Unfortunately, the statute of limitations for claims of liability like these is only three years*. That means NYSDOT is arbitrarily freed of all liability for collisions that occurred on their dangerous roadway prior to 2011. However, virtually nothing has been done to calm traffic east of Parkside Ave, which as you recall accounts for 30% of the total pre-2005 collisions on the entire roadway, or West of Grant Street. As such it’s very unlikely that these areas have enjoyed the 80% reduction in collisions experienced elsewhere. That means the statute of limitations for crashes that happened in these locations will extend six years beyond what ever date they actually make an earnest attempt to calm traffic. That includes the horrific crash the night of October 28, 2017 that woke my wife and me (lead image). The sound of the crash, the sight of the mangled vehicles, and the amount of time the ambulances spent at the scene made us shudder at the thought of the extent of the injuries and the reverberations that will be felt across the families, workplaces, and communities affected.
When you look at the extent of the crashes on Accident Graphic, the amount of financial liability for the medical expenses alone would be devastating to NYSDOT. Then if you factor in the property damage, lost income, etc…
Cities need SAFE, complete streets, freed of medians, capable of supporting public transportation, integrated with the surrounding street and park networks, with appropriate sized intersections, and on-street parking where appropriate (e.g., by the soccer fields in The Meadow).

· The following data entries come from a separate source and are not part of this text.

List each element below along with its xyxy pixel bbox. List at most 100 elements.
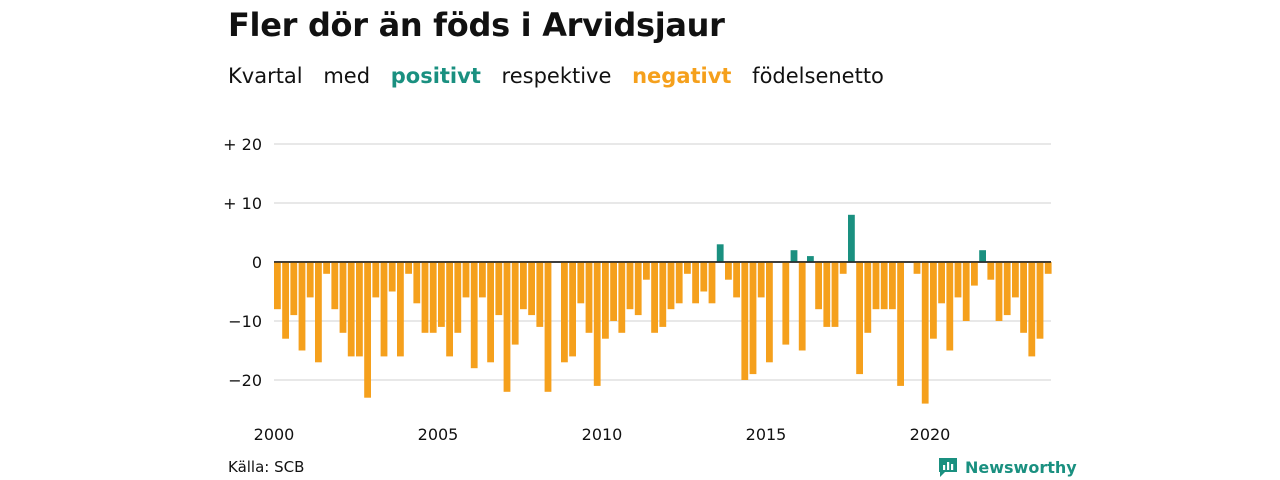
- chart-bar: [413, 262, 421, 304]
- chart-bar: [380, 262, 388, 357]
- chart-bar: [667, 262, 675, 310]
- chart-bar: [807, 256, 814, 262]
- chart-bar: [561, 262, 568, 363]
- chart-bar: [839, 262, 847, 274]
- y-tick-label: + 20: [223, 135, 262, 154]
- chart-bar: [503, 262, 511, 392]
- chart-bar: [659, 262, 667, 327]
- chart-bar: [798, 262, 806, 351]
- chart-bar: [823, 262, 831, 327]
- chart-bar: [593, 262, 601, 386]
- chart-bar: [889, 262, 896, 310]
- chart-bar: [331, 262, 339, 310]
- subtitle-word: Kvartal: [228, 64, 303, 88]
- chart-bar: [618, 262, 626, 333]
- x-tick-label: 2010: [582, 425, 623, 444]
- chart-bar: [954, 262, 962, 298]
- chart-bar: [610, 262, 617, 321]
- x-tick-label: 2005: [418, 425, 459, 444]
- chart-bar: [405, 262, 412, 274]
- chart-bar: [930, 262, 937, 339]
- chart-bar: [388, 262, 396, 292]
- chart-bar: [1028, 262, 1036, 357]
- brand-logo: Newsworthy: [937, 456, 1077, 478]
- chart-bar: [528, 262, 535, 316]
- chart-bar: [1003, 262, 1011, 316]
- chart-bar: [872, 262, 880, 310]
- subtitle-negative-label: negativt: [632, 64, 732, 88]
- y-tick-label: −20: [228, 371, 262, 390]
- chart-bar: [987, 262, 995, 280]
- chart-bar: [651, 262, 658, 333]
- chart-bar: [815, 262, 822, 310]
- chart-bar: [979, 250, 986, 262]
- chart-bar: [520, 262, 527, 310]
- chart-bar: [454, 262, 462, 333]
- chart-bar: [626, 262, 634, 310]
- source-label: Källa: SCB: [228, 458, 305, 476]
- chart-bar: [1020, 262, 1027, 333]
- chart-bar: [913, 262, 921, 274]
- chart-bar: [282, 262, 289, 339]
- chart-bar: [544, 262, 552, 392]
- chart-bar: [971, 262, 978, 286]
- chart-bar: [733, 262, 740, 298]
- chart-subtitle: Kvartal med positivt respektive negativt…: [228, 64, 898, 88]
- subtitle-positive-label: positivt: [390, 64, 481, 88]
- subtitle-word: respektive: [501, 64, 612, 88]
- chart-bar: [339, 262, 347, 333]
- chart-bar: [897, 262, 904, 386]
- chart-bar: [290, 262, 298, 316]
- chart-bar: [1036, 262, 1044, 339]
- x-tick-label: 2015: [746, 425, 787, 444]
- chart-bar: [487, 262, 494, 363]
- chart-bar: [364, 262, 371, 398]
- chart-bar: [692, 262, 699, 304]
- chart-bar: [634, 262, 642, 316]
- chart-bar: [421, 262, 429, 333]
- chart-bar: [462, 262, 470, 298]
- chart-bar: [856, 262, 863, 375]
- chart-bar: [725, 262, 732, 280]
- chart-bar: [749, 262, 757, 375]
- chart-bar: [741, 262, 749, 380]
- chart-bar: [495, 262, 503, 316]
- chart-bar: [962, 262, 970, 321]
- chart-bar: [356, 262, 363, 357]
- chart-bar: [708, 262, 716, 304]
- chart-bar: [569, 262, 576, 357]
- chart-bar: [700, 262, 708, 292]
- chart-bar: [757, 262, 765, 298]
- y-tick-label: −10: [228, 312, 262, 331]
- chart-bar: [864, 262, 872, 333]
- chart-bar: [446, 262, 453, 357]
- chart-bar: [585, 262, 593, 333]
- chart-bar: [470, 262, 478, 369]
- chart-bar: [716, 244, 724, 262]
- chart-bar: [298, 262, 306, 351]
- chart-bar: [675, 262, 683, 304]
- chart-bar: [536, 262, 544, 327]
- chart-bar: [372, 262, 380, 298]
- y-tick-label: 0: [252, 253, 262, 272]
- x-tick-label: 2000: [254, 425, 295, 444]
- chart-bar: [577, 262, 585, 304]
- chart-bar: [880, 262, 888, 310]
- y-tick-label: + 10: [223, 194, 262, 213]
- chart-bar: [602, 262, 609, 339]
- chart-bar: [347, 262, 355, 357]
- chart-bar: [323, 262, 330, 274]
- chart-bar: [315, 262, 322, 363]
- chart-bar: [429, 262, 437, 333]
- chart-bar: [921, 262, 929, 404]
- chart-bar: [790, 250, 798, 262]
- chart-bar: [1012, 262, 1019, 298]
- subtitle-word: med: [323, 64, 371, 88]
- chart-bar: [479, 262, 486, 298]
- brand-name: Newsworthy: [965, 457, 1077, 477]
- chart-bar: [397, 262, 404, 357]
- chart-bar: [848, 214, 855, 262]
- chart-bar: [274, 262, 281, 310]
- chart-bar: [766, 262, 773, 363]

We’re not even asking for Vision Zero yet, we just want to be brought closer to the national averages for crashes, and hopefully a good deal below. If NYSDOT isn’t willing to accommodate that, for the entire roadway, then it’s extremely likely that they will be again be the defendants in the next legal precedent holding the engineers of danger accountable for the harms they cause.
It may be from a Law Office like William Mattar or Celino and Barnes that represents those hurt by these needless crashes. Or it may be from the insurance companies that absorb the financial losses. Or maybe from a class action lawsuit from all the needlessly injured. Or from all those that pay higher insurance premiums to cover the losses. One way or another, those who advocate for and design dangerous roadways will be held accountable for the damages that they cause.
Regarding the current designs proposed in the FEIS that are opposed my every involved community organization: that the Federal Highway Administration was the third author on the 2005 EPP, makes NYSDOT Commissioner Matt Driscoll’s claims that the currentl plans are “as far as they the FHA will let them go” is plausible, but false.
*The statute of limitations for negligence claims is three years. But there’s a shorter 90-day limit to file claims against municipalities. That’s why the ad says “don’t wait, call 8!” Also, there may be several legal theories covering municipal liability for traffic injuries/fatalities. Negligence may be only one avenue toward liability. So, taken together: if you’re injured in an accident on the 198, it might be best to consult a lawyer and fast.